Éditorial des « Langues Modernes » n° 1/2016, par Pascal Lenoir, rédacteur en chef

mercredi 30 mars 2016
 Pascal LENOIR

Les numéros 1 et 2 2016 des Langues Modernes seront tous les deux consacrés à la traduction. Un tel choix éditorial peut surprendre, mais il y avait visiblement beaucoup à dire, à en juger par l’accueil qu’a reçu l’appel à contribution mis en ligne sur notre site par Astrid Guillaume, sémioticienne et traductologue à l’Université Paris IV-Sorbonne, qui coordonnera les deux numéros : un grand nombre de contributeurs et contributrices s’est manifesté courant 2015 depuis les quatre coins du monde pour proposer, soit des textes contenant une réflexion de fond sur les enjeux de la traductologie aujourd’hui, soit pour porter témoignage de pratiques réflexives de terrain autour de la traduction.

En charge d’une telle quantité de propositions, nous avons décidé de donner suite à beaucoup d’entre elles, et il y avait manifestement matière pour plus d’un numéro.

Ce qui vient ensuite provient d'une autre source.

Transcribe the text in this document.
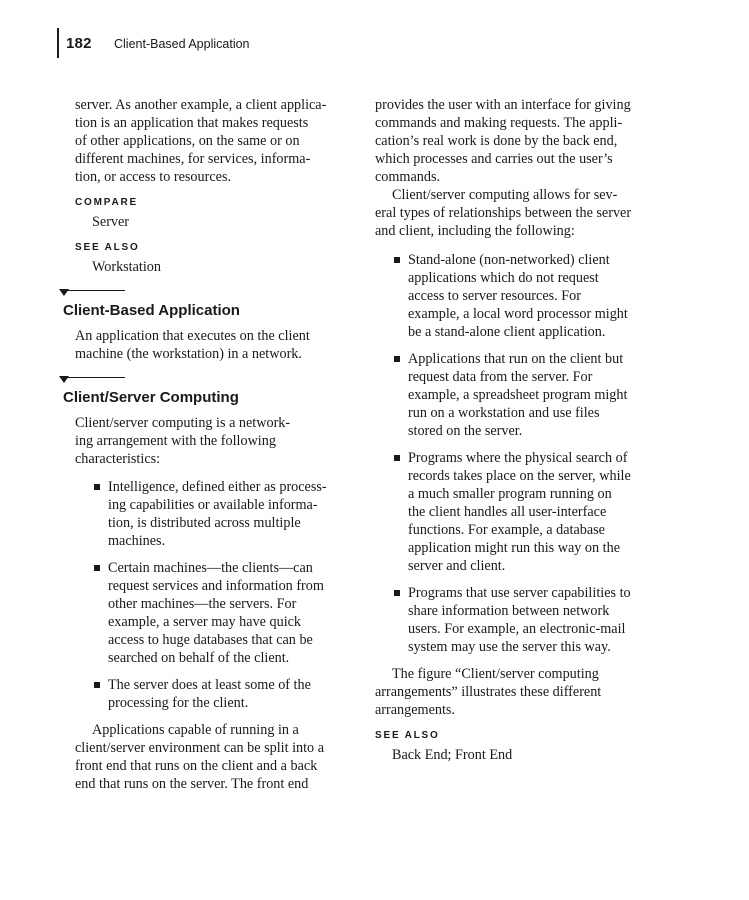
182 Client-Based Application

server. As another example, a client applica-
tion is an application that makes requests
of other applications, on the same or on
different machines, for services, informa-
tion, or access to resources.

COMPARE
Server
SEE ALSO
Workstation
Client-Based Application

An application that executes on the client
machine (the workstation) in a network.

Client/Server Computing

Client/server computing is a network-
ing arrangement with the following
characteristics:

Intelligence, defined either as process-
ing capabilities or available informa-
tion, is distributed across multiple
machines.
Certain machines—the clients—can
request services and information from
other machines—the servers. For
example, a server may have quick
access to huge databases that can be
searched on behalf of the client.
The server does at least some of the
processing for the client.

Applications capable of running in a
client/server environment can be split into a
front end that runs on the client and a back
end that runs on the server. The front end

provides the user with an interface for giving
commands and making requests. The appli-
cation’s real work is done by the back end,
which processes and carries out the user’s
commands.

Client/server computing allows for sev-
eral types of relationships between the server
and client, including the following:

Stand-alone (non-networked) client
applications which do not request
access to server resources. For
example, a local word processor might
be a stand-alone client application.
Applications that run on the client but
request data from the server. For
example, a spreadsheet program might
run on a workstation and use files
stored on the server.
Programs where the physical search of
records takes place on the server, while
a much smaller program running on
the client handles all user-interface
functions. For example, a database
application might run this way on the
server and client.
Programs that use server capabilities to
share information between network
users. For example, an electronic-mail
system may use the server this way.

The figure “Client/server computing
arrangements” illustrates these different
arrangements.

SEE ALSO
Back End; Front End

Chemin faisant, est venue l’idée d’éditer d’abord un premier dossier – celui que vous avez en mains – consacré aux approches théoriques, puis un second, qui sortira en juin, et qui fera état d’approches pratiques diverses en matière de traduction.

Nous espérons ainsi que tous les acteurs de notre domaine, à quelque public qu’ils enseignent, et quelles que soient leurs hypothèses de recherche, puissent trouver dans ces deux numéros matière à réflexion.

Il apparaît, à la lecture des contributions qu’Astrid Guillaume a rassemblées dans ce premier numéro, que la discipline « traduction » tarde à être reconnue en tant que telle à l’université (notamment au CNU), ainsi que dans l’enseignement secondaire. Les rédacteurs des programmes actuellement en vigueur pour l’enseignement scolaire des langues ont retenu du CECRL la référence aux compétences langagières de réception, de production, d’interaction, mais ils n’ont pas retenu la compétence de médiation [1], qui peut notamment intégrer la capacité à traduire. La traduction a par ailleurs disparu des épreuves du baccalauréat. On remarquera également à la lecture des articles rassemblés ici que des questions restent vives au sein de la discipline traductologie, mais je ne m’engagerai pas plus avant sur ce terrain, préférant laisser à Astrid Guillaume le soin d’exposer ces points sensibles, depuis l’expertise qui est la sienne.

Je n’oublie pas qu’Astrid a exercé elle aussi les responsabilités de rédactrice en chef des Langues Modernes, de 2005 à 2007. Je veux partager avec elle l’émotion de publier dans ce numéro le dernier article de Michel Ballard. Il avait tenu à nous envoyer son texte peu après la sortie de l’appel à contribution. Docteur d’état, docteur honoris causa des universités de Genève et de Timisoara, professeur de traductologie à l’université d’Artois durant de nombreuses années, Michel Ballard, décédé en avril 2015, était notamment l’auteur d’une Histoire de la traduction, ouvrage de référence dont un compte-rendu de lecture avait paru dans le numéro 3-2014 de notre revue, rédigé précisément par Astrid Guillaume. Elle y soulignait les immenses mérites du « père de la traductologie réaliste », et le remerciait d’avoir livré là plus qu’une Histoire de la traduction, une véritable Histoire de l’humanité.

Le lecteur trouvera par ailleurs les rubriques habituelles relatives à la vie de l’association. On trouvera également la rubrique « Livres reçus », tenue désormais par Ulrich Hermann. Nous publions aussi un compte-rendu de lecture de l’ouvrage Interpréter pour traduire, de Danica Seleskovitch et Marianne Lederer, par Astrid Guillaume. Je n’oublie pas le dessin de Benoît Cliquet, toujours incisif et pertinent.

Je tiens à remercier Astrid Guillaume pour l’implication qui a été la sienne dans la préparation des numéros 1 et 2-2016 des Langues Modernes. J’ai la grande satisfaction de pouvoir livrer à nos lecteurs deux numéros particulièrement cohérents sur ce domaine d’une grande vitalité.

Je vous souhaite une excellente lecture de ce numéro 1-2016.


[1Conseil de l’Europe, 2001, Cadre Européen Commun de Référence pour les Langues, Paris, Didier, chap. 4.